The Deepwater Horizon oil spill was a devastating event that lasted several months. It occurred on April 20 through July 15, 2010 offshore Louisiana, Gulf of Mexico, USA. Deepwater Horizon is owned and operated by British Petroleum (BP). The spill was caused by an oil gusher on the ocean floor.
The Deepwater Horizon rig started drilling a well at a water depth of 5,000ft in MC block 252 when it caught fire in April 2010. Deepwater Horizon is a fifth-generation deepwater rig owned by Transocean and leased by BP. It was characterized as the largest accidental marine oil spill in the history of the petroleum industry. To help us understand the problem lets first talk about what it is and how it happens.
An oil spill is a release of liquid petroleum hydrocarbon into the environment, especially marine areas caused when people make careless mistakes or by a natural disaster. As a secondary effect this can cause oil tanks, offshore platforms or drilling rigs to leak into the ocean. Large and catastrophic spills are rare events but have the potential to cause the most serious ecological risk and result in long-term environmental disturbances and economic impact on coastal activities.
Goncalves 2 Causes of oil spills
Oil tanks, offshore platforms and drilling rigs can spill due to a number of reasons. Machinery and equipment can fail to function properly. Tankers and barges can crash in into unexpected land and cause a hole or a crack that allows oil to spill out. When oil is being moved from one vessel to another it can leak too. Terrorists when at war purposely dump oil into clean water into opposing countries with the intention of publicity and costly damage.
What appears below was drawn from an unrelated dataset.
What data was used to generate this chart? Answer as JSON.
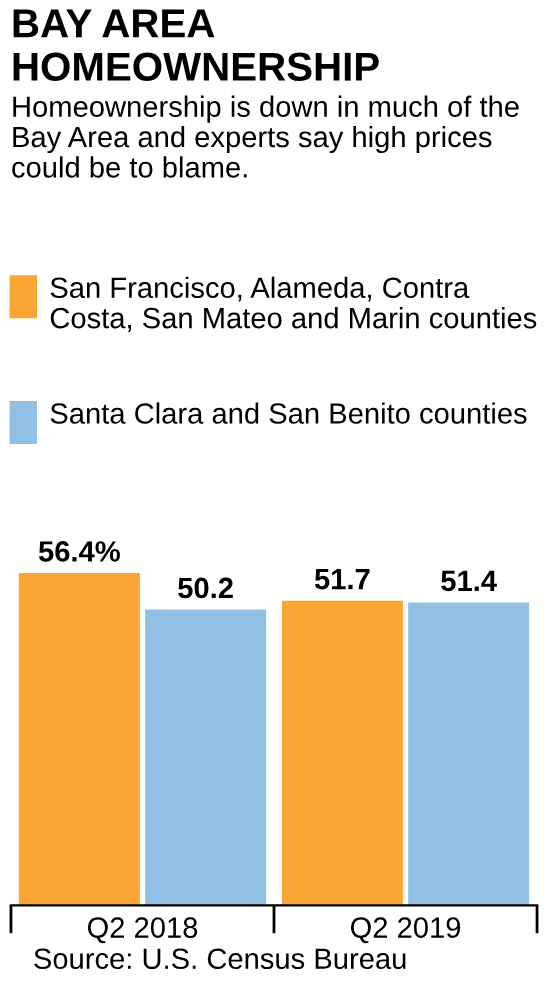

People dump crude oil into the waters illegally to not spend money on decomposing waste. Also natural disasters such as hurricanes can cause oil spills by causing oil tankers to flip over or damage off shore drilling facilities. Spills also occur on land. “Nearly 85 percent of the 29 million gallons of petroleum that enter North American ocean waters each year as a result of human activities comes from land based run off polluter divers, airplanes and small boats and jet ski’s, while less then 8 percent comes from tankers or pipeline spills.”
(The Ocean Studies board and Marine Board of the National Academy of Sciences, Oil in the Sea 2003, News from the National Academies, articles: May 23, 2002). The difficulty of the cleanup depends on the amount that is spilled, the weather, location and the type of oil. Gasoline tends to evaporate in the air making it generally easier to cleanup. When oil is spilled into the ocean the waves cause it to disperse. The combination of the chemicals can at times sink to the bottom of the ocean and sinks onto rocks and sand, causing problems to the ocean floor and its surrounding species. It can also get brushed up on shore and cause damage to land animals and flora.
The Environmental Protection Agency and the U.S. Coast Guard are some of the organizations that help prevent, organize and control clean ups when necessary. They have policies and procedures entailed to train professionals making companies accountable for their
mistakes. These trainings help prepare them to handle and prevent these incidents.
Largest Oil spills
Major oil spills include Kuwait that included an oil fire 01/1991 through 11/1991. 136,000-205,000 thousand tons of oil was lost. Lakeview Gusher in California 3/1910 through 09/1911 lost 1,200 thousand tons of crude oil. Also the Gulf War oil spill 1/19/1991 through 1/28/1991 818 -1,091 thousand tons of oil were spilled. The most recent oil spill was Deepwater Horizon in the Gulf of Mexico 4/2010 and lasted until 7/2010 in which we lost a great 560-585 thousand tons of crude oil, which is 172,000-180,8000 thousand US gallons of oil.
One ton of crude oil is approximately 308 US gallons or 7.33 barrels. One oil barrel is 42 US gallons. I would like to further discuss and emphasize on the most recent oil spill the Deepwater Horizon oil spill off the Gulf of Mexico. The following are some environmental facts about the oil spill. Environmental effects of BP oil spill.
The environmental damage is occurring to offshore waters, inshore coastal waters, the seabed, and shoreline wetlands and beaches. The BP spill is being compared to the Exxon Valdez spill in 1989. That disaster spilled oil onto rocky Alaskan beaches, but it is at least possible to wash oil off a rock. In the Gulf, the oil is floating into wetlands that could hold on to its toxins for years.